Punchline: Religious people must include in their ideas about justice and salvation
all living beings
Justice in Action on a British Schoolyard
- Politics is the wielding of Power to Achieve Justice
I have been a Green Party candidate multiple times and really enjoyed each election. Clearly, this is not because I am interested in power. And yet politics is all about the exercise of power that usually gives advantage to one group over another. However, it is supposed to be about the implementation of justice [as defined by our values/religion] for all, but if I remember rightly the French Revolution was supposed to be about justice – but what happened instead is shown in the picture from a British schoolyard: I think a few heads rolled when ‘justice’ was done. Perhaps you don’t see a problem here, but I do. Because the result of this ‘justice’ was the installation of Napoleon, a greater dictator than any of the Kings had ever been. Furthermore, in administering ‘justice’, manipulation of facts, blatant lying or even worse, total bullshit is what grabs power and also wins elections. What I saw on the campaign trail was that we actually get the politicians we deserve. Most of the electorate does not try to truly know and understand any issue more complex than “I want the speed limit reduced on my road” or “My — needs free services/drugs/— from the government [but I don’t want my taxes increased to pay for this]” or my favourite: “I wonder why politicians lie to us – it’s as if they think we are too stupid to notice.” Well, sorry to shatter your false belief in your native intelligence, but yes, that is exactly why they lie, or even worse, dumb the conversation down to such a level as to be meaningless and in no way able to grapple with the complexity of our societal issues or as this ethicist puts it:
Saying stupid things to would-be voters is a very smart thing to do. Politicians say dumb things because they expect voters want to hear dumb things. Trump’s popularity is an indictment of democracy. Democracy may make us dumb,
We are dominated by political parties whose ideology blinds them to the reality of the climate change and species extinction crises (I think that they should therefore be taken to court for crimes against humanity, but that is a story for another day) because people don’t want to really know the truth for the truth would force them to confront the fact that they will have to change how they live, and, quite frankly, they don’t want to because we enjoy all the perks of our current rich, but short-lived, industrial ‘civilization’. So, when you bring up the dirty word politics remember, at issue is not the worthiness of Party A or Party B but the fact that we have a political system that is unable of making tough choices by saying ‘no’ to some special interest group until it is too late to avoid a lot of avoidable pain and suffering. Think of it this way; it is 1938 and Churchill, the drunk, is ranting about how dangerous Hitler is, but nobody is listening… until Poland is invaded. I envision a similar dynamic with Climate Change – once it gets really, really bad for several million people politicians will react, but we all know that by this time it will be too late.

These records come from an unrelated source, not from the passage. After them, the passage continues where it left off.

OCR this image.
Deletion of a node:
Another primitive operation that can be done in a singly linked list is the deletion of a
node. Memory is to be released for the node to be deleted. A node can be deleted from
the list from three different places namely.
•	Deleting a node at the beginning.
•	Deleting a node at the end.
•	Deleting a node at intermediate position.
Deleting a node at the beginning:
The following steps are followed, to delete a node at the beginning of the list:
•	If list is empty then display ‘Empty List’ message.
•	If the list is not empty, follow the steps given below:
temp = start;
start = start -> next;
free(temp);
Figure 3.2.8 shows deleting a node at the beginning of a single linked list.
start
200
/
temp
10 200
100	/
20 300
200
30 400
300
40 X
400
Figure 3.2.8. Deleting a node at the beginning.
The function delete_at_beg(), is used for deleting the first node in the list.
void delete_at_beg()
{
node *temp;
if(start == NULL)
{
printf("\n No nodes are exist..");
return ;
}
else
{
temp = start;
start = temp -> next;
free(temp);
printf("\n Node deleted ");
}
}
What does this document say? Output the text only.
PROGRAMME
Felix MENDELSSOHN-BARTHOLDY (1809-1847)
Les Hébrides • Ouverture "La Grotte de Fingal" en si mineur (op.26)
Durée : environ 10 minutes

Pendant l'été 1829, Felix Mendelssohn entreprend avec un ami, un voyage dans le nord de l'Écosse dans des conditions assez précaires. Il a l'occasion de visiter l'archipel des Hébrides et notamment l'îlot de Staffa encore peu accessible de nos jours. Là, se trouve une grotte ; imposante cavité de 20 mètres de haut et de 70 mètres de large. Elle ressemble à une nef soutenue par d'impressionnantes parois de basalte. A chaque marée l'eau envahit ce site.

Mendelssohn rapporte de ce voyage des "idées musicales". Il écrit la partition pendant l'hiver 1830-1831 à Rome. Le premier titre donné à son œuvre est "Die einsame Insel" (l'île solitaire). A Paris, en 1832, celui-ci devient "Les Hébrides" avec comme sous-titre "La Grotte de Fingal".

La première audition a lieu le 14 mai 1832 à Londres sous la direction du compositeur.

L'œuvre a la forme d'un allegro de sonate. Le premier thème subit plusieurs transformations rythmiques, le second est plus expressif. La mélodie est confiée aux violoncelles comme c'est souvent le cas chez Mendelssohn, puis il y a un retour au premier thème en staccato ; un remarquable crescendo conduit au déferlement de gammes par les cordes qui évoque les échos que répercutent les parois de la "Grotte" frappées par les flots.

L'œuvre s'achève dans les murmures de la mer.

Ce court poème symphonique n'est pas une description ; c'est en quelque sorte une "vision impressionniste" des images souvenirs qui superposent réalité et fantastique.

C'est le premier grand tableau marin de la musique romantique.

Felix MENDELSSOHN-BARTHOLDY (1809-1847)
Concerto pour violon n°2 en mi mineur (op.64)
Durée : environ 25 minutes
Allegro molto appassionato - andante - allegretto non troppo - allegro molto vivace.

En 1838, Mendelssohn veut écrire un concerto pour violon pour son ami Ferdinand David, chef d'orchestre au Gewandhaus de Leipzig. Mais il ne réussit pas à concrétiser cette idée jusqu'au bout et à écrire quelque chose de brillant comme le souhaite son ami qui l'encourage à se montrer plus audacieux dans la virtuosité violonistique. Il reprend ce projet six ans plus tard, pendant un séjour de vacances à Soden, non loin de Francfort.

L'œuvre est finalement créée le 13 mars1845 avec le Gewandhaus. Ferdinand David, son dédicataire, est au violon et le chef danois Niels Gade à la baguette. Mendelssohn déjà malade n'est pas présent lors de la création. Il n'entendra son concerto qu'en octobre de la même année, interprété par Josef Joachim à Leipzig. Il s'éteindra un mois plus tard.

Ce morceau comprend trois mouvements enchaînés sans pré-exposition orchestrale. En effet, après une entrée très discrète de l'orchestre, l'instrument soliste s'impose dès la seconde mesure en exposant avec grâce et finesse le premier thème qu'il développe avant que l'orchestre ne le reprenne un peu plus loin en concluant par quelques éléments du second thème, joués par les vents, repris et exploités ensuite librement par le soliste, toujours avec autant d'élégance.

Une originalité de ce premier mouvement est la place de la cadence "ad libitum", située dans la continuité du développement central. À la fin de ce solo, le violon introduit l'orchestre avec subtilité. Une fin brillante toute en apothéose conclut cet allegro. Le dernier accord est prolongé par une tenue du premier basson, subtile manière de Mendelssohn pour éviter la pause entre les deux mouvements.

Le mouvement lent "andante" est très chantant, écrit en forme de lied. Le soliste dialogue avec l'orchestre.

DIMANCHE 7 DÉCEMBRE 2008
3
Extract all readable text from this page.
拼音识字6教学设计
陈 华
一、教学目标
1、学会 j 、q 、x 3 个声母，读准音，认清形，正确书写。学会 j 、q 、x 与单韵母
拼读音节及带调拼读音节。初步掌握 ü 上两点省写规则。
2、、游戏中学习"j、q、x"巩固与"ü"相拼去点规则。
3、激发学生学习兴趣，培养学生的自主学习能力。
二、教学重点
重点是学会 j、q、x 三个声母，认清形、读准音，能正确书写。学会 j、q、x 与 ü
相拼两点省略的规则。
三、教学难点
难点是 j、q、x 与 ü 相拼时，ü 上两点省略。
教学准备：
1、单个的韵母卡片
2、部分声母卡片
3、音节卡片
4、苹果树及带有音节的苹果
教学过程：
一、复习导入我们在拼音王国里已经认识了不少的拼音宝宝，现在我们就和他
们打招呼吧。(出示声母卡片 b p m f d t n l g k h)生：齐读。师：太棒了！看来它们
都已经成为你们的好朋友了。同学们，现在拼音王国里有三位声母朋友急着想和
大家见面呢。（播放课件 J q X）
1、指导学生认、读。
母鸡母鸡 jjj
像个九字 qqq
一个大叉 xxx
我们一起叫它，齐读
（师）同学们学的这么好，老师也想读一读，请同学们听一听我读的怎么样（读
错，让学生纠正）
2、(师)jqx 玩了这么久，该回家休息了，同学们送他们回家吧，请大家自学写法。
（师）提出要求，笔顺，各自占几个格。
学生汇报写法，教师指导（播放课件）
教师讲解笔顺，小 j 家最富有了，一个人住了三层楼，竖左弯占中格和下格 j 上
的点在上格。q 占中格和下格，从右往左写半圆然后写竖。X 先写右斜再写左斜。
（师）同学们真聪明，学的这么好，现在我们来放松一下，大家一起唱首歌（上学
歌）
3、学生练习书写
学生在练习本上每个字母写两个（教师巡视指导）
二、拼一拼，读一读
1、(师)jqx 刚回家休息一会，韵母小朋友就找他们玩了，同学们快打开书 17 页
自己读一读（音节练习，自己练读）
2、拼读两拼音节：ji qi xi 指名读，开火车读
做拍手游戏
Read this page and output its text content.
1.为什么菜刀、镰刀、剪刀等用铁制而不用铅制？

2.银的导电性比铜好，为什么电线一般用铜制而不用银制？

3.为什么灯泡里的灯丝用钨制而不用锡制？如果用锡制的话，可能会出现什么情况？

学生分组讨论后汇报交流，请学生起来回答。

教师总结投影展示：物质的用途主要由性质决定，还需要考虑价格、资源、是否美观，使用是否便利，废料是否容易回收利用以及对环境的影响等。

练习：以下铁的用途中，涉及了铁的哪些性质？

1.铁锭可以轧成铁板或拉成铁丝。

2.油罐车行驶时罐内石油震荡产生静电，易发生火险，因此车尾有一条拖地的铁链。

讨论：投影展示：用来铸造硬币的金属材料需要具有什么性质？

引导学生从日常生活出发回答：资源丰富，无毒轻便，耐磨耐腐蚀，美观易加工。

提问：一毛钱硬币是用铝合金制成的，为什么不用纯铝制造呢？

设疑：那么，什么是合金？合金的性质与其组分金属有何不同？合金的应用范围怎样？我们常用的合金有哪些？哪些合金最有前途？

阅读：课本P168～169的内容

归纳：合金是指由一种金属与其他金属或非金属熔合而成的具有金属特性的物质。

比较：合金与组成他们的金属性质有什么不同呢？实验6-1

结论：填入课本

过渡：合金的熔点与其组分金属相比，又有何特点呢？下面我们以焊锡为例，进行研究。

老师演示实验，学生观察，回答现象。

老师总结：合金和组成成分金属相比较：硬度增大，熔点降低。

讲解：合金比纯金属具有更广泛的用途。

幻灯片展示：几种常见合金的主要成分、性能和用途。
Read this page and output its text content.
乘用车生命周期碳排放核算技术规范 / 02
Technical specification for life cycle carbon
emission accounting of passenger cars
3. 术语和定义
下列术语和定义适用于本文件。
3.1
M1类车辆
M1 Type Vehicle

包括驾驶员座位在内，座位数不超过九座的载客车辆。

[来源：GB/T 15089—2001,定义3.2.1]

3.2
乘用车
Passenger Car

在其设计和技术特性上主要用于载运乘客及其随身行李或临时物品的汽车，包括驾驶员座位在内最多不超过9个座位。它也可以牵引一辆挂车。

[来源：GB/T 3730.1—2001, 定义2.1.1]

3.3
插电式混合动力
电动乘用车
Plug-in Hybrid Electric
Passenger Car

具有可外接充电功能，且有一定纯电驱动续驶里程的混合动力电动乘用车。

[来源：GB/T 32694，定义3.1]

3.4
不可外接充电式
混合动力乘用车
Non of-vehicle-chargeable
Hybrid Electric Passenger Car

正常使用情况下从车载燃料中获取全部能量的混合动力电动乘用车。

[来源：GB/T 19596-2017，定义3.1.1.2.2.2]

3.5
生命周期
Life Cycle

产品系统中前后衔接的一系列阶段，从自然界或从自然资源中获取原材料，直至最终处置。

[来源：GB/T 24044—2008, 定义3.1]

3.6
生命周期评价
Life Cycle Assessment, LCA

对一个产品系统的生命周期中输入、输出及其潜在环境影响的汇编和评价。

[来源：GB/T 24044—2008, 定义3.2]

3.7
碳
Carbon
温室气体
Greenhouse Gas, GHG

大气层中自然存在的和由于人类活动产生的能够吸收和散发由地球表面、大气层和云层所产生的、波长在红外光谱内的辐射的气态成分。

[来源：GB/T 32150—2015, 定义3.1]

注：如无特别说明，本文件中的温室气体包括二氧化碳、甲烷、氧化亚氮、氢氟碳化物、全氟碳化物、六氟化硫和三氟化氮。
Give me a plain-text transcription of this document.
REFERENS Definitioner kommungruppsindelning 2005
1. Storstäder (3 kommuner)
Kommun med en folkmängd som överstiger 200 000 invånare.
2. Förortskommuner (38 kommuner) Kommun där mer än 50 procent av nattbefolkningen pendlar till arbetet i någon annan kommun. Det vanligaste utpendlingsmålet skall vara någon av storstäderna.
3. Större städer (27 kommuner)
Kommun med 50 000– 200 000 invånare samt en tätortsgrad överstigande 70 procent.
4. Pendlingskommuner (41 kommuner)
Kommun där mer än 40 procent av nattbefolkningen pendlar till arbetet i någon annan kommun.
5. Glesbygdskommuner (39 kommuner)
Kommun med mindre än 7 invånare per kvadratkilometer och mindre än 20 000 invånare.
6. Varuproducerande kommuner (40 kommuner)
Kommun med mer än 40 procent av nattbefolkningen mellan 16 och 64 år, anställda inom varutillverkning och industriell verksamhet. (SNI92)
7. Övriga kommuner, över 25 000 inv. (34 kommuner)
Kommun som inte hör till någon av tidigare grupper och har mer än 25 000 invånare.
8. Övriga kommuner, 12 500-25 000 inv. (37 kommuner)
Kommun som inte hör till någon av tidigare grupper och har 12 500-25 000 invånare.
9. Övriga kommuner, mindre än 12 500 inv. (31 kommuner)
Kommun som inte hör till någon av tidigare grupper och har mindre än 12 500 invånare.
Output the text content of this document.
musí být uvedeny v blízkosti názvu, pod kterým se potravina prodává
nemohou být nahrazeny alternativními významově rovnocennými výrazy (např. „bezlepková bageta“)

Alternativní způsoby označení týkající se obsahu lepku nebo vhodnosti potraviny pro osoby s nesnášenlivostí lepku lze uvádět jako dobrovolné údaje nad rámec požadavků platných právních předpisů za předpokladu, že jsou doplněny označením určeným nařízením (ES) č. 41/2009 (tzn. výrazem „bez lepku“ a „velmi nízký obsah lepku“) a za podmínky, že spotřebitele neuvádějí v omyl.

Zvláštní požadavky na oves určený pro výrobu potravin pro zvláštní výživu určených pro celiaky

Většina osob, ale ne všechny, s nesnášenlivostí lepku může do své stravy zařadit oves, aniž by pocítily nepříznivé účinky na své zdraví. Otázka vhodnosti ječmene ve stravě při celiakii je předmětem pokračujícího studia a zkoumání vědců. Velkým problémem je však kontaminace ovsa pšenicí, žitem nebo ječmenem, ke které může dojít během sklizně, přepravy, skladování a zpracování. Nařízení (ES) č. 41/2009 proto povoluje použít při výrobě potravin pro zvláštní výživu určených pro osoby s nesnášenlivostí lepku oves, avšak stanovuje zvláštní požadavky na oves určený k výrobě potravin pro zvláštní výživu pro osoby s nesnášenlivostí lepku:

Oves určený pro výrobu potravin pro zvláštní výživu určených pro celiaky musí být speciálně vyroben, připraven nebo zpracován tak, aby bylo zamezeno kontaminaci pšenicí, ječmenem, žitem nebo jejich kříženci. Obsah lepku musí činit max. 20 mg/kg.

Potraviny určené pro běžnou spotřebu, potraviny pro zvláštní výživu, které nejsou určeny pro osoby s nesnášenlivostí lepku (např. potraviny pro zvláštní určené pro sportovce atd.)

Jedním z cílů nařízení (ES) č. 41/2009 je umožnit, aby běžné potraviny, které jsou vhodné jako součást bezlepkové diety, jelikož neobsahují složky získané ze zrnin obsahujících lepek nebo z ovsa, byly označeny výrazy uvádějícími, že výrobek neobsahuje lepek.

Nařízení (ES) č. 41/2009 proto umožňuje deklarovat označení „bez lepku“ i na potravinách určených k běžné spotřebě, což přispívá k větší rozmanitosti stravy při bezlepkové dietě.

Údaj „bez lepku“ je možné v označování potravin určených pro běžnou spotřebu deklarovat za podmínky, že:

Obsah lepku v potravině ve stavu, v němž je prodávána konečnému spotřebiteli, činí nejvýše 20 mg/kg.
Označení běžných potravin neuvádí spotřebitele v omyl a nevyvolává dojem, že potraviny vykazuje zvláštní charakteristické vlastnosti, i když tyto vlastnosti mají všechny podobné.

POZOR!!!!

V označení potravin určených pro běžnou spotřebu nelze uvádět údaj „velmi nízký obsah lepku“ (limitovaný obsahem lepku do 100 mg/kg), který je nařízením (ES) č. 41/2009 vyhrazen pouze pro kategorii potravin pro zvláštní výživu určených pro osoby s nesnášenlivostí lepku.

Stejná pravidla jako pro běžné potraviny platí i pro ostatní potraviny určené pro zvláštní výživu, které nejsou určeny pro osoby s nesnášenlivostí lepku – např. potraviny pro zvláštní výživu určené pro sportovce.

Punchline: Our Current Form of Democracy is dead and must be replaced.
Now that I have filled you with knowledge and courage it’s time to take action. In true Canadian fashion I recommend following the example of these two fine fellows: take a friend outside to talk about sex or religion or politics – climate change be damned – to out to drink some beer and get a tan!
Caveat: If you do the above and get thrown into the lake please don’t blame me, consider it a swimming lesson.